An example of an OTK deck was Iyslander, Stormbind with her Ice Eternal combo and three Frost Hex - this would deal approximately 35 damage in a single turn. Additionally, we could also set up an OTK with Viserai, Rune Blood breaking several Runechants on the same turn, or if we played Nitro Mechanoid alongside High Octane and attacked several times with Nitro.

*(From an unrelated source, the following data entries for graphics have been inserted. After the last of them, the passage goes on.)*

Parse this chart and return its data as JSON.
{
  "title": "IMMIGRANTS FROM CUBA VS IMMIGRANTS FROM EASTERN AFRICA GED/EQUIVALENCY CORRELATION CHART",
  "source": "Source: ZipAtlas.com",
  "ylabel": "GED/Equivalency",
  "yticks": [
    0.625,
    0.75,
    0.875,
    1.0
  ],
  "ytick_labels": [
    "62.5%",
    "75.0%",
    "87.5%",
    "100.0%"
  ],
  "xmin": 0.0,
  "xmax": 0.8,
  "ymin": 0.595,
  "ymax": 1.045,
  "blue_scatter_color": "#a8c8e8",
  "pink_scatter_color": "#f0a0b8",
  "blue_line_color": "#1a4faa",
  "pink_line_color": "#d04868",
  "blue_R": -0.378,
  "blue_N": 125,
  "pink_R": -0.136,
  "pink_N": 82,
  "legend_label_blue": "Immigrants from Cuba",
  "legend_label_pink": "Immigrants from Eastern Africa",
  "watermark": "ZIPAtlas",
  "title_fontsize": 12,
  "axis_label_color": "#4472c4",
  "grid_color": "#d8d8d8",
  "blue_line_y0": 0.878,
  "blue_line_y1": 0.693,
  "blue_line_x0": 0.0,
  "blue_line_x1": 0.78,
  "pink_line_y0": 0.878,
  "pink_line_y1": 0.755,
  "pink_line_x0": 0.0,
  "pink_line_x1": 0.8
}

However, notice that all of these strategies depend on several other cards and a lot of prep; as a result, a fatigue deck can't let these decks prepare their OTK turns. Additionally, pitch stacking (a term used to refer to how we set up our deck for our second cycle or later) is critical to know which cards we'll draw and whether we'll draw them at the right time.

Pistol Plan

Dash, Inventor Extraordinaire, exclusively, can use one of the best strategies against fatigue. Thanks to her weapon, Teklo Plasma Pistol, and the items Induction Chamber (1) and Plasma Purifier (1), it is possible, with all of these items on the board, to attack for 20 damage per turn - and notice that, to do this, we only need to place counters on our items or our weapon, and we don't need to spend any card in our deck to do this.


Breaking their items or trying to win earlier is a strategy to beat Dash, but once all of these items are on the board, and they have several blue cards, it is difficult to defeat them with a fatigue deck.

Preserve your Deck

This strategy requires a bit more practice and varies a lot with different decks, but preserving a few key cards for the right turns is a way to go through your opponent's defenses.

Some of the steps in this strategy require you to build your arsenal more often, or pitch key cards for your second cycle (particularly the ones that disrupt your opponent). Additionally, conserving your cards is a way to prepare yourself for your second cycle.

Final Words

Even though fatigue is hated by several players, this strategy is quite solid in the formats we play and has a dedicated fan base. Even if no current deck holds the same power as Oldhim, Grandfather of Eternity, heroes like Bravo, Showstopper, Dorinthea Ironsong, and Dash, Inventor Extraordinaire have been using this strategy well, which proves once again it is an excellent way to win games.